I was taught from a very early age..  be very careful when holding anything hot...  when running a bath or shower to test the hot water with a finger quickly ran under the facet vs a whole hand stuck in it..

JLP, I have read every word in this thread, and re-read quite a bit of it.

On 06/11/2017 at 9:31 AM, Gerald Boggs said:

That's really not fair to her,

I have quoted two exceptionally intelligent members here at the risk of liability for my own humiliation, but here it is.

JLP, my older brother is a genius of extraterrestrial proportions - you remind me of him in some ways. 

One of his difficulties is that everything is easy for him.
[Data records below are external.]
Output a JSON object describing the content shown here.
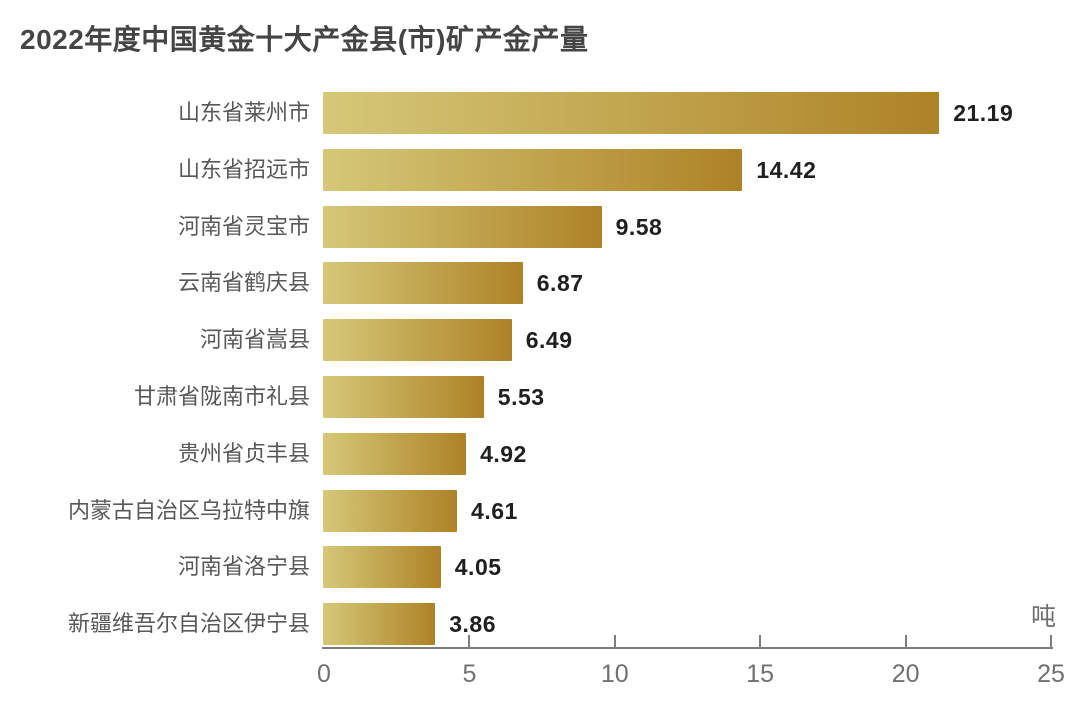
{
  "chart_data": {
    "type": "bar",
    "orientation": "horizontal",
    "title": "2022年度中国黄金十大产金县(市)矿产金产量",
    "categories": [
      "山东省莱州市",
      "山东省招远市",
      "河南省灵宝市",
      "云南省鹤庆县",
      "河南省嵩县",
      "甘肃省陇南市礼县",
      "贵州省贞丰县",
      "内蒙古自治区乌拉特中旗",
      "河南省洛宁县",
      "新疆维吾尔自治区伊宁县"
    ],
    "values": [
      21.19,
      14.42,
      9.58,
      6.87,
      6.49,
      5.53,
      4.92,
      4.61,
      4.05,
      3.86
    ],
    "value_labels": [
      "21.19",
      "14.42",
      "9.58",
      "6.87",
      "6.49",
      "5.53",
      "4.92",
      "4.61",
      "4.05",
      "3.86"
    ],
    "unit": "吨",
    "xlabel": "",
    "ylabel": "",
    "xlim": [
      0,
      25
    ],
    "x_ticks": [
      0,
      5,
      10,
      15,
      20,
      25
    ],
    "grid": false,
    "legend": "none",
    "colors": {
      "bar_gradient_start": "#d5c878",
      "bar_gradient_end": "#ae8226",
      "title": "#454545",
      "category_label": "#595757",
      "value_label": "#211e1e",
      "axis": "#7d7d7d",
      "tick_label": "#717071",
      "background": "#ffffff"
    }
  }
}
He gets flustered with the PHD's he works with, and is vexed by the "lack of native intelligence" (common sense) demonstrated by his BS and MS-degreed subordinates.

I acknowledge that you understand that it's OK that some of your students were not equipped to advance to the more hazardous levels of combat.......
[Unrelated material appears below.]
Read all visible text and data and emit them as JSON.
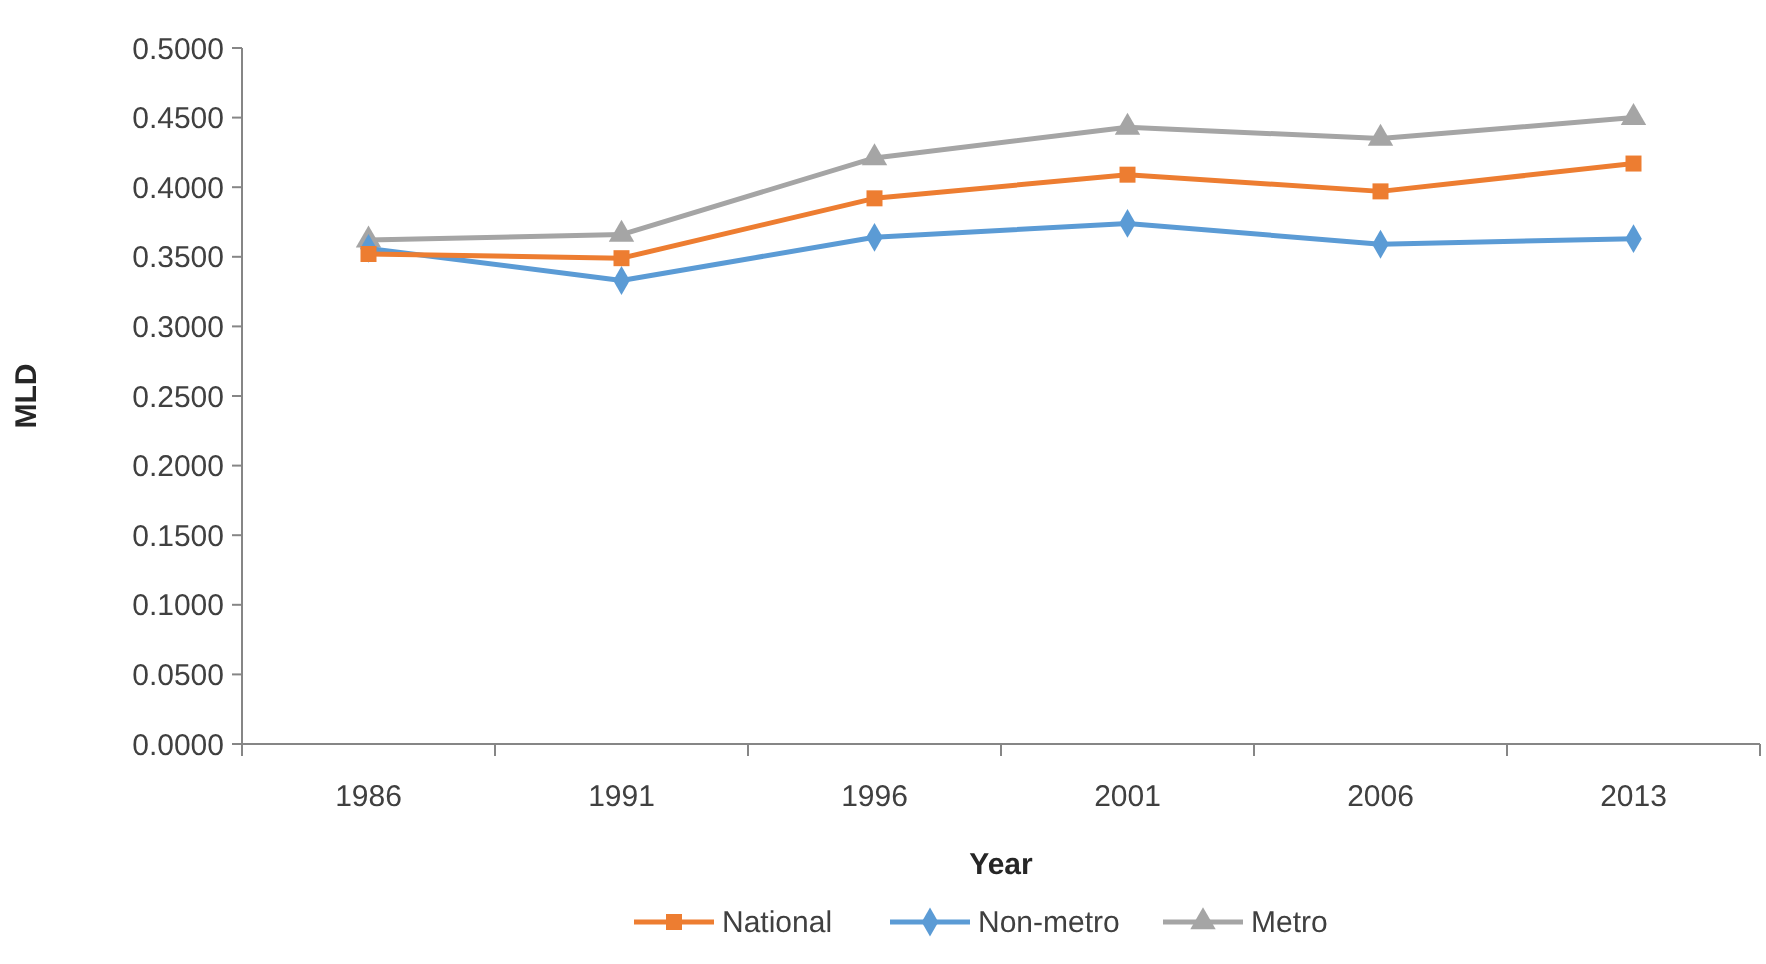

I submit that the vast majority of people do not attain to your lower threshold for common sense.

I, too, am a passionate advocate for personal accountability.

I will rely here upon Mr Boggs assertion that the Defendant knew that it had inadequate safeguards in its distribution to the public of an inherently hazardous product.

I uncomfortably support this position.

I flout local ordinances when I install my own water heater - the median public intelligence does not comprehend that a water temperature above 120F presents a scalding hazard.

I despise the fact that it is unlawful for me to install my own light fixture, let alone a sub-panel, and yet I have a in-law who fancies himself an electrician, because a "real" electrician told him, "You don't need no meter, alls you got to do is lick your fingers"

Then there are the perfectly average normal people who want help reversing rotation on their motors, whilst having not an inkling about the house-burning, People-killing latent potential lurking in every household outlet.

While I find this litigious paradigm nauseating, but similarly, (sic)  trade unions were or may be a noble concept.

Darwin is indeed delighted at this age of technology in which we now dwell.